Karpenter is an open-source autoscaler for Kubernetes nodes, which can improve the efficiency and cost-effectiveness of running workloads on Kubernetes clusters. It was originally developed by Amazon Web Services (AWS), is licensed under the permissive Apache License 2.0, and has over 300 GitHub contributors.
Unlike traditional Kubernetes autoscalers that manage cluster node operations based on pre-defined metrics, Karpenter proactively adjusts compute resources to ensure applications have as many Kubernetes nodes as they need. Karpenter simplifies cluster management challenges such as over-provisioning and underutilization by dynamically provisioning the right size and type of resources based on application needs.
The original Karpenter project works in the AWS environment. However, forks of the project are available for Azure and other cloud environments.
Get Karpenter at the official GitHub repo
Get Karpenter for Azure here
Source: Karpenter
This is part of a series of articles about Kubernetes management
Key Features of Karpenter
Karpenter offers the following capabilities.
Rapid Scaling
Karpenter can quickly scale nodes in a Kubernetes cluster by making fast decisions to launch additional nodes when needed. It uses real-time metrics to forecast and provision resources, reducing latency in resource allocation. This capacity to respond rapidly to workload demands helps maintain application performance and ensures service reliability.
Resource Optimization
Karpenter focuses on deploying the most appropriate compute resources based on workload characteristics. By analyzing the actual usage and needs of running applications, it matches resources, which minimizes waste and reduces costs. The technology continuously refines these decisions as it learns from the environment’s patterns and behaviors.
Flexible Provisioning
Karpenter offers flexible resource provisioning, allowing users to specify requirements such as instance types, zones, and procurement options. The flexibility extends to adjusting these specifications dynamically, accommodating the changing needs of applications. This allows organizations to optimize their infrastructure in real time, aligning application requirements and cost-efficiency.
Node Lifecycle Management
Node lifecycle management with Karpenter is automated to handle various tasks, including node creation, updating, and eventual decommissioning. This process minimizes manual interventions and lowers the risk of human error. Karpenter’s intelligent lifecycle management also helps in maintaining cluster health and efficiency, ensuring nodes are only operational when needed and gracefully decommissioning them after their useful life.
How Does Karpenter Work?
Karpenter operates by integrating tightly with the Kubernetes API, continuously monitoring cluster state and workload demands. The process can be simplified as follows:
- Metrics collection: Karpenter gathers real-time metrics from the Kubernetes cluster, including pod requests, resource utilization, and node availability. This data provides insights into the current state of the cluster and the demands of running applications.
- Decision making: Based on the collected metrics, Karpenter evaluates whether the current node capacity can meet the application demands.
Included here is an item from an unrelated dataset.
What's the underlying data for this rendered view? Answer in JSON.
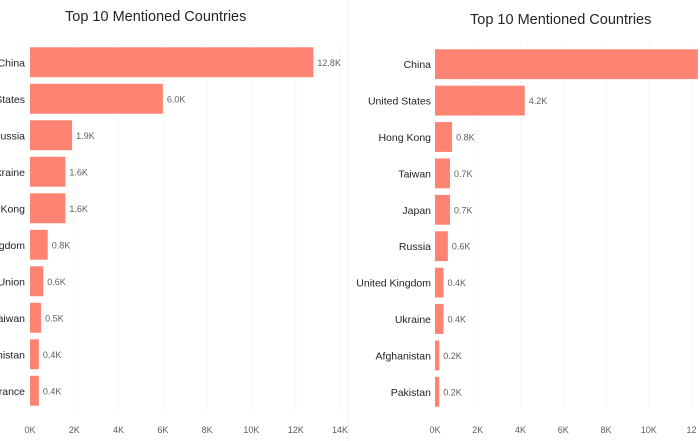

If additional resources are required, Karpenter determines the optimal type and size of nodes to provision. It uses predefined policies and real-time data to make these decisions quickly and accurately.
- Node provisioning: Karpenter interfaces with cloud providers’ APIs to launch new nodes. It selects the appropriate instance types, taking into account factors like cost, availability, and performance. This ensures that the new nodes align with the cluster’s requirements.
- Node integration: Once the new nodes are provisioned, they are integrated into the Kubernetes cluster. Karpenter ensures that these nodes are properly configured and ready to handle workloads immediately.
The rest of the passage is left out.